I am going fucking crazy without Kip. Tomorrow will be 6 weeks. I am well aware of the fact that, while Kip's living conditions are deplorable and we rarely talk, he's way better off than he was in Iraq his first deployment and he's a fuck load better than the reserves and national guards men and women who were sent before the war started. They had 18 month deployments and little to no communications with their loved ones.

Nonetheless, this sucks. There is SO much going on here. My mother is threatening to take us to court for grandparent's visitation rights, and she wants to be able to come pick Daegan up, take him away and bring him back. Uh, no. Even if she wins the trial, one parent has to be there to supervise. More importantly, she doesn't have grounds for a case. She'd have to prove a longstanding relationship (seeing him often or having had primary custody of the child for a period of time. Neither of my parents saw Daegan before he was 8 or 9 months old. It's been erratic and honestly I don't think he'd recognize them. He doesnt have names for them (diane is mama, tom is papa). AND the primary reason a court would seriously look at these matters is when the parents are divorced and like, say i had custody, and I wasn't letting Kip's parents see him. Since out marriage is in tact, and we made a joint agreement, our lawyer says that we should be fine and there's no grounds for a case.

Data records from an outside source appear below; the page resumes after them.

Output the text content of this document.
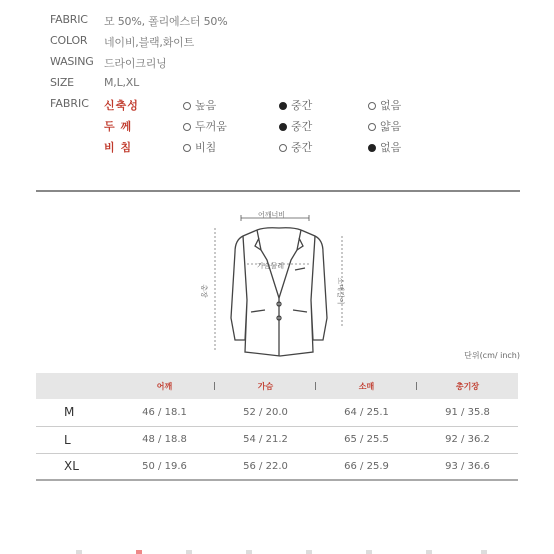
FABRIC	모 50%, 폴리에스터 50%
COLOR	네이비,블랙,화이트
WASING 드라이크리닝
SIZE	M,L,XL
FABRIC 신축성	높음	중간	없음
두 께	두꺼움	중간	얇음
비 침	비침	중간	없음
어깨너비
가슴둘레
총장	소매길이
단위(cm/ inch)
	어깨	가슴	소매	총기장
M	46 / 18.1	52 / 20.0	64 / 25.1	91 / 35.8
L	48 / 18.8	54 / 21.2	65 / 25.5	92 / 36.2
XL	50 / 19.6	56 / 22.0	66 / 25.9	93 / 36.6
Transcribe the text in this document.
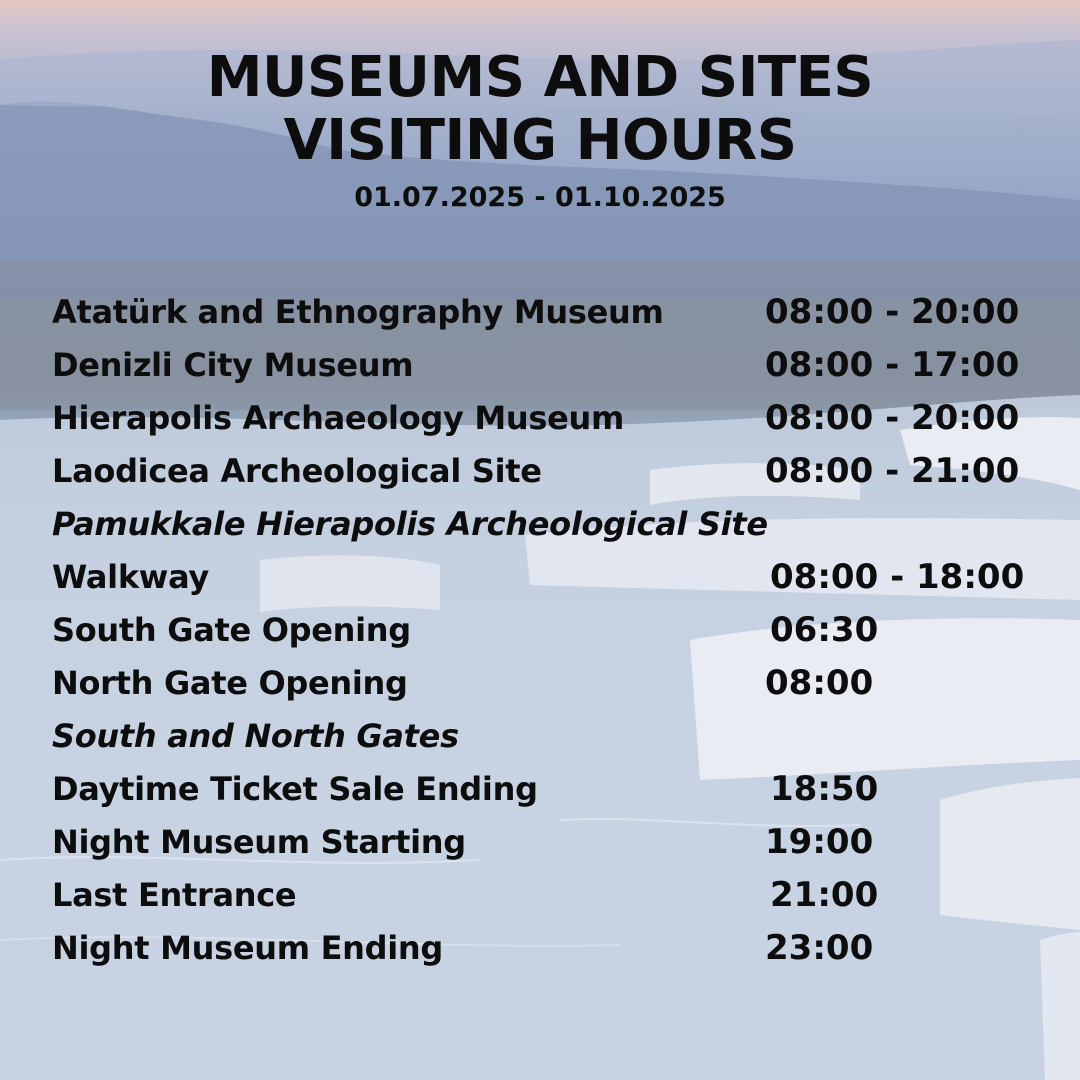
MUSEUMS AND SITES
VISITING HOURS
01.07.2025 - 01.10.2025
Atatürk and Ethnography Museum	08:00 - 20:00
Denizli City Museum	08:00 - 17:00
Hierapolis Archaeology Museum	08:00 - 20:00
Laodicea Archeological Site	08:00 - 21:00
Pamukkale Hierapolis Archeological Site
Walkway	08:00 - 18:00
South Gate Opening	06:30
North Gate Opening	08:00
South and North Gates
Daytime Ticket Sale Ending	18:50
Night Museum Starting	19:00
Last Entrance	21:00
Night Museum Ending	23:00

And Pirate! I had to board her for 2 1/2 weeks. She was aggressive at first because she was terrified, but they she settled down and the lady loved her. Now, she's at Kip's friend's house about 15 minutes away. He breeds beagles and had an extra kennel outside. It's not ideal, but she can't get in any trouble out there. Daegan and I are going to go see her today, as soon as it gets late enough that Kip probably won't call. Her boarding bill was almost $300. ugh.

I don't want to be alone in NY. I don't think I want to move back until Kip comes home. But we have to go out there for R&R cuz he has to do promotion paperwork. It'll be awesome if he gets promoted again; he'll be a first sergeant and an extremely young on at that (most don't make e8 until they've been in more than 15 years). I just don't want anyone to find me. Or talk to me. Or try to threaten or bully me.

They had a rumor going around too that Kip was home. I swear to fuck I have no idea where they come up with these things.

Sigh. I just miss him so much. I miss his voice. I worry about him. I used to never worry about him. I was confident in his abilities. But after what happened to his driver and the people in his truck...It's hard not to worry.